Al silenzio indifferente del governo ha fatto da contraltare la voce di attivisti, organizzazioni per i diritti umani, collettivi e cittadini che sabato 30 novembre e lunedì 2 dicembre sono scesi in piazza a Torino e a Roma per dire no al bilaterale Italia-Israele e al Piano Prawer. Dall'altra parte del Mediterraneo, nelle stesse ore, migliaia di palestinesi scendevano per le strade di tutta la Palestina storica - da Gaza a Haifa, da Ramallah al deserto del Naqab - per protestare contro il piano di espulsione e urbanizzazione forzata di 40-70mila beduini palestinesi residenti in Naqab.

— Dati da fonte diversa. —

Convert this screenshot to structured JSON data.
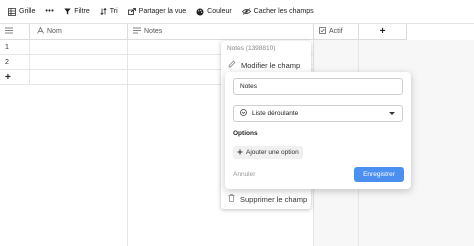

Ne abbiamo parlato con Rodolfo del Collettivo Palestina Rossa, in prima fila a Torino lo scorso sabato: "Nonostante il boicottaggio subito, eravamo circa un migliaio in un corteo contraddistinto da molte bandiere rosse oltre che palestinesi, con un chiaro e determinato carattere internazionalista. Le realtà presenti, provenienti da tutta Italia, sono le stesse che hanno condiviso il percorso dell'assemblea nazionale 'Dalla solidarietà alla lotta internazionalista - al fianco della Resistenza palestinese' che ha visto tre convegni in Italia (Milano, Firenze e Torino): la piattaforma elaborata dall'assemblea nazionale si basa sul rispetto dei diritti inalienabili dei palestinesi, tra cui il ritorno dei profughi e la liberazione dei prigionieri, la fine dell'occupazione, la decolonizzazione della Palestina e la fine degli accordi di Oslo".
"La manifestazione è stata costruita con vari obiettivi - continua Rodolfo - Primo tra tutti quello di dire no al vertice intergovernativo Italia-Israele, perché non vogliamo essere complici dei crimini perpetrati; secondo, si voleva protestare contro il Piano Prawer nella settimana che i palestinesi hanno definito 'della rabbia'; infine volevamo dare un chiaro segnale che un nuovo fermento in Italia sta dando vita ad un movimento di solidarietà con la Palestina che ha scelto di sostenere la Resistenza, sempre più abbandonata dalla sua leadership che invece insegue vane se non dannose trattative che portano solo ad una resa incondizionata. Oggi la Palestina attraversa un momento molto difficile, la sua economia è legata e dipendente dagli aiuti stranieri. La tendenza alla normalizzazione sia da parte dell'Autorità Palestinese sia da parte del governo di Gaza mina il campo della resistenza".
Dal corteo di Torino quello che esce è la distanza tra le scelte del governo italiano e quelle di parte dell'opinione pubblica: "Negli ultimi anni i rapporti e le alleanze tra le reciproche dirigenze ed istituzioni si sono rafforzati, tutti i governi che si sono succeduti in Italia hanno dovuto 'far tappa' a Tel Aviv. Gli accordi hanno principalmente due obiettivi: favorire le borghesie attraverso il libero scambio commerciale e usare l'Italia come ponte per l'Europa di cui Israele non è membro, ma in cui riesce a trovare modi e forme per essere sempre presente ed estendere la sua influenza anche nell'ottica di mistificare la sua immagine di Paese tutt'altro che democratico".